AWS SAM provides shorthand syntax to express functions, APIs, databases, and event source mappings. During deployment, SAM transforms and expands the SAM syntax into AWS CloudFormation syntax. Then, CloudFormation provisions your resources with reliable deployment capabilities.
AWS SAM and the SAM CLI are open-sourced under the Apache 2.0 license. You can contribute new features and enhancements to AWS SAM on GitHub or the AWS SAM CLI on GitHub.
There is no additional charge to use AWS SAM. You pay for the AWS resources created using SAM in the same manner as if you created them manually. You only pay for what you use, as you use it. There are no minimum fees and no required upfront commitments.
You can use AWS SAM to build serverless applications that use any runtime supported by AWS Lambda. You can also use SAM CLI to locally debug Lambda functions written in Node.js, Java, Python, and Go.
AWS SAM is available in all regions where AWS Lambda is available. To learn more, see the AWS Lambda region table.
The SAM Command Line Interface (CLI) lets you locally build, test, and debug serverless applications defined by AWS SAM templates. SAM CLI provides a Lambda-like execution environment locally and helps you catch issues upfront.
You can install AWS SAM CLI on Linux, Mac, or Windows using pip. To get started, visit our installation documentation.

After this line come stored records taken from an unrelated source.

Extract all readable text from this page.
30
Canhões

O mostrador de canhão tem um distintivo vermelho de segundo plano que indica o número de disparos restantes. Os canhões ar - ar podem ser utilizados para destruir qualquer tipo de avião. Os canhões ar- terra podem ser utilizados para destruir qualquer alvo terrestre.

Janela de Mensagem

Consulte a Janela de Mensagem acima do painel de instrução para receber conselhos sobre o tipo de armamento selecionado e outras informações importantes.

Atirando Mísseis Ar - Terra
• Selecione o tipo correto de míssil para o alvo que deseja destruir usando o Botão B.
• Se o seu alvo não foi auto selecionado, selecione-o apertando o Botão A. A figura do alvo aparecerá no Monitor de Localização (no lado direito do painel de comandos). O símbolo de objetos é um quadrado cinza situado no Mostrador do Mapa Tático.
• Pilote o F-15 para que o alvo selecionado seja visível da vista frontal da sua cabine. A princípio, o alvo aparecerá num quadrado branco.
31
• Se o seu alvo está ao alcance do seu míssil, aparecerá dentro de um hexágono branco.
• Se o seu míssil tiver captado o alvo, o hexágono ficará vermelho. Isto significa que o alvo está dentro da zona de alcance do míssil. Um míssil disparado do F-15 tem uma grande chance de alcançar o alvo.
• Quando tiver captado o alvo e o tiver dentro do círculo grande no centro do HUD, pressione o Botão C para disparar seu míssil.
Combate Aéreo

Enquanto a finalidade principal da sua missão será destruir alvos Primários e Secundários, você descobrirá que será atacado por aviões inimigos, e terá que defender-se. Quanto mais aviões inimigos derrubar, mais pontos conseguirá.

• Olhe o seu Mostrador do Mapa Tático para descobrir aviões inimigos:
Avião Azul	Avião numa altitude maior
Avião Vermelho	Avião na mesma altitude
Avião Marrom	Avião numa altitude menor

A SAM template file is a YAML configuration that represents the architecture of a serverless application. You use the template to declare all of the AWS resources that comprise your serverless application in one place. AWS SAM templates are an extension of AWS CloudFormation templates, so any resource that you can declare in an AWS CloudFormation template can also be declared in an AWS SAM template. Learn more
To get started with SAM, install the AWS SAM CLI and use the sam init command to generate a pre-configured AWS SAM template with sample application code. For a guided walk-through on building a serverless application using AWS SAM, try this quick start.
The AWS SAM CLI is a command-line interface that supports building SAM-based applications. With the AWS SAM CLI, you can invoke Lambda functions locally, create a deployment package for your serverless application, and deploy your serverless application to the AWS Cloud.
SAM CLI supports a growing number of commands. The sam init command generates pre-configured AWS SAM templates along with example application code in the language of your choice. The sam local command supports local invocation and testing of your Lambda functions and SAM-based serverless applications by executing your function code locally in a Lambda-like execution environment. You can also use the sam local command to generate sample payloads locally, start a local endpoint to test your APIs, or automate testing of your Lambda functions. The sam package and sam deploy commands let you bundle your application code and dependencies into a “deployment package" and then deploy your serverless application to the AWS Cloud. Finally, the sam logs command enables you to fetch, tail, and filter logs for Lambda functions.